Non-concurrentiebeding en faillissement werkgever

Vervalt een non-concurrentiebeding van een werknemer als zijn werkgever failliet gaat? Kan de curator de werknemers van de failliete werkgever aan hun non-concurrentiebeding houden? Die vraag stond centraal in een kort geding waarin de Rechtbank Overijssel op 10 juni 2015 een uitspraak heeft gedaan.

Wat was de situatie?

De werkgever van de werknemers was failliet gegaan. De werknemers hadden in hun arbeidsovereenkomst met de werkgever een non-concurrentiebeding.

Dat beding hield onder meer in dat het de werknemers was verboden zonder schriftelijke toestemming van de werkgever gedurende een periode van een jaar na het beëindigen van de dienstbetrekking direct of indirect voor eigen rekening of voor of in dienst van derden werkzaamheden te verrichten voor of financieel anderszins betrokken te zijn bij enige onderneming die concurrerend is met de onderneming van de werkgever.

Nadat de werkgever failliet was gegaan, heeft de curator de arbeidsovereenkomsten met de werknemers opgezegd.

De werknemers zijn vervolgens bij een andere onderneming in dienst getreden.
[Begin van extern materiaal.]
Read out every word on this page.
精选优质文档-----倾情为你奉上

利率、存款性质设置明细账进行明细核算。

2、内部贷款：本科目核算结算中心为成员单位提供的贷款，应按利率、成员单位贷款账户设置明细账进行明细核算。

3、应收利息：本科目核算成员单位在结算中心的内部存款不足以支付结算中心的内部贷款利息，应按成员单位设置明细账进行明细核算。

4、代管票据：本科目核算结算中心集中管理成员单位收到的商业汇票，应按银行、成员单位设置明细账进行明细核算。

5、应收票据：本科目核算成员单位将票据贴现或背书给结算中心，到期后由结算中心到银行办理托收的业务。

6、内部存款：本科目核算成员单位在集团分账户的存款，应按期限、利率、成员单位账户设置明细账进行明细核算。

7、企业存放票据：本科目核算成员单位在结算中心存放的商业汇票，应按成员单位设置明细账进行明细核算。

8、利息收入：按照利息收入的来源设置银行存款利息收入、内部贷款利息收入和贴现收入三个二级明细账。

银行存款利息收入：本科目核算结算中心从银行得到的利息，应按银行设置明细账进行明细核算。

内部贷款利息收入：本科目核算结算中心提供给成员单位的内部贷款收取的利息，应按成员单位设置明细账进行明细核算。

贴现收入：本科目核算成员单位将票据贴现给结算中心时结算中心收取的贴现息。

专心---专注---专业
Het betreft een concurrent van de failliete werkgever.

De curator heeft de activa van de failliete werkgever aan een andere onderneming verkocht. Met de koper van de activa van de failliete werkgever heeft de curator afgesproken dat hij de werknemers van de failliete werkgever zal houden aan het non-concurrentiebeding.

De curator heeft, toen bleek dat de werknemers bij een concurrent van de failliete onderneming in dienst waren getreden, die werknemer daarop aangesproken en gesteld dat de werknemers het non-concurrentiebeding overtraden.

In kort geding vorderde de curator onder meer dat het de werknemers zou worden verboden bij hun nieuwe werkgever werkzaam te zijn. Ook vorderde de curator van de werknemers betaling van de contractuele boete, dit als voorschot.

De werknemers stellen zich onder meer op het standpunt dat het non-concurrentiebeding is vervallen en dat de curator de werknemers daar dus niet meer aan kan houden.

Non-concurrentiebeding blijft in beginsel gelden, maar…

De kort geding rechter is van mening dat de stelling van de werknemers dat het non-concurrentiebeding is vervallen onjuist is. Die stelling is volgens de kort geding rechter niet op een wettelijke regel gebaseerd.

Het non-concurrentiebeding blijft dus in beginsel van kracht als de werkgever failliet gaat. Het faillissement van uw werkgever maakt dus niet meteen een einde aan het non-concurrentiebeding.

Een curator kan volgens de kort geding rechter van werknemers verlangen dat zij zich aan het non-concurrentiebeding houden.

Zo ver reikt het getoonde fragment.